EXPLAIN SELECT * FROM employees LIMIT 25 OFFSET 200024;
tree | field | description
------------+---------------------+------------------------------
| distribution | full
| vectorized | true
limit | |
│ | offset | 200024
└── scan | |
| estimated row count | 200049
| table | employees@idx_17110_primary
| spans | LIMITED SCAN
| limit | 200049
(9 rows)
The culprit is this: because we used LIMIT
/OFFSET
, we are performing a limited scan of the entire table (see spans
= LIMITED SCAN
above) from the first record all the way up to the value of the offset. In other words, we are iterating over a big array of rows from 1 to n, where n is 200049. The estimated row count
row shows this.
Meanwhile, the keyset pagination queries are looking at a much smaller range of table spans, which is much faster (see spans
= 300026-
+ 25 below). Because there is an index on every column in the WHERE
clause, these queries are doing an index lookup to jump to the start of the page of results, and then getting an additional 25 rows from there. This is much faster.
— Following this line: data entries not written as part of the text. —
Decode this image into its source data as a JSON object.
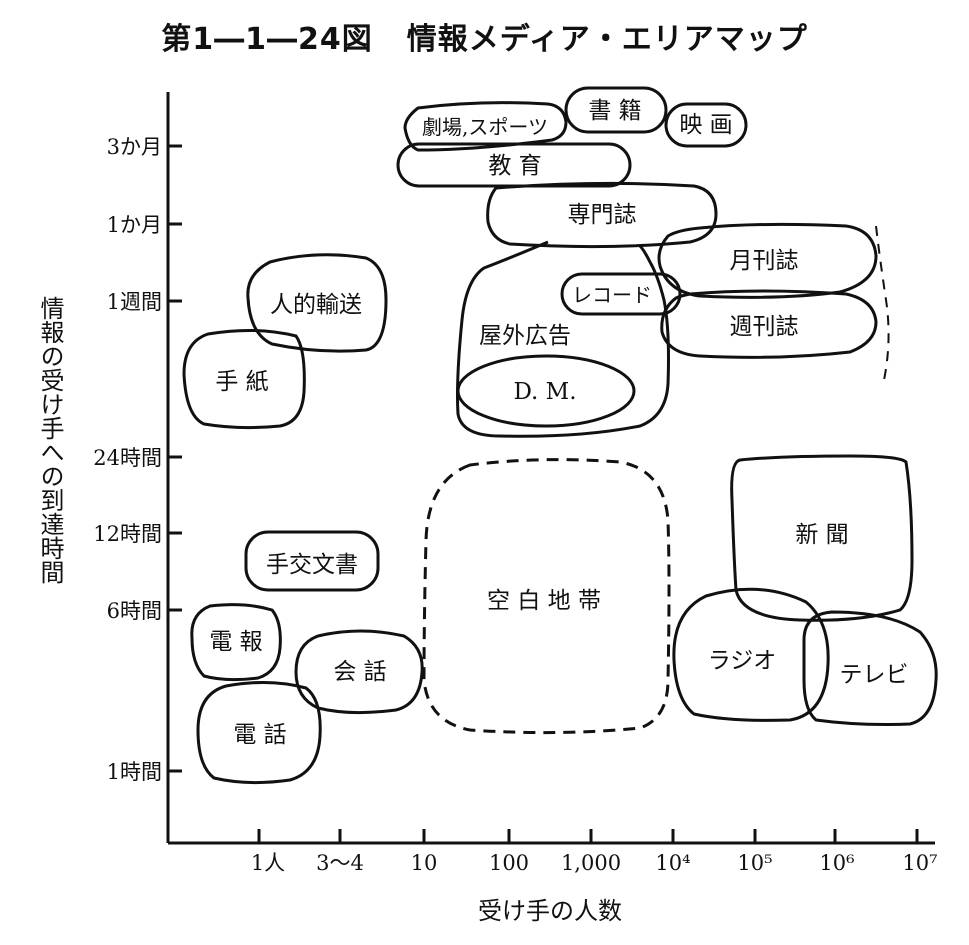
{
  "figure": {
    "number": "第1―1―24図",
    "title": "情報メディア・エリアマップ"
  },
  "axes": {
    "ylabel": "情報の受け手への到達時間",
    "xlabel": "受け手の人数",
    "y_ticks": [
      "3か月",
      "1か月",
      "1週間",
      "24時間",
      "12時間",
      "6時間",
      "1時間"
    ],
    "x_ticks": [
      "1人",
      "3〜4",
      "10",
      "100",
      "1,000",
      "10⁴",
      "10⁵",
      "10⁶",
      "10⁷"
    ]
  },
  "regions": {
    "theater": "劇場,スポーツ",
    "books": "書 籍",
    "movies": "映 画",
    "education": "教 育",
    "journals": "専門誌",
    "monthly": "月刊誌",
    "record": "レコード",
    "weekly": "週刊誌",
    "outdoor": "屋外広告",
    "dm": "D. M.",
    "personal": "人的輸送",
    "letter": "手 紙",
    "blank": "空 白 地 帯",
    "newspaper": "新 聞",
    "documents": "手交文書",
    "telegram": "電 報",
    "conversation": "会 話",
    "phone": "電 話",
    "radio": "ラジオ",
    "tv": "テレビ"
  }
}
EXPLAIN SELECT * FROM employees WHERE emp_no > 300025 ORDER BY emp_no LIMIT 25;
tree | field | description
-------+---------------------+------------------------------
| distribution | local
| vectorized | false
scan | |
| estimated row count | 25
| table | employees@idx_17110_primary
| spans | [/300026 - ]
| limit | 25
(7 rows)
As shown by the estimated row count
row, this query scans only 25 rows, far fewer than the 200049 scanned by the LIMIT
/OFFSET
query.
Using a sequential (i.e., non-UUID) primary key creates hot spots in the database for write-heavy workloads, since concurrent INSERT
s to the table will attempt to write to the same (or nearby) underlying ranges. This can be mitigated by designing your schema with multi-column primary keys which include a monotonically increasing column.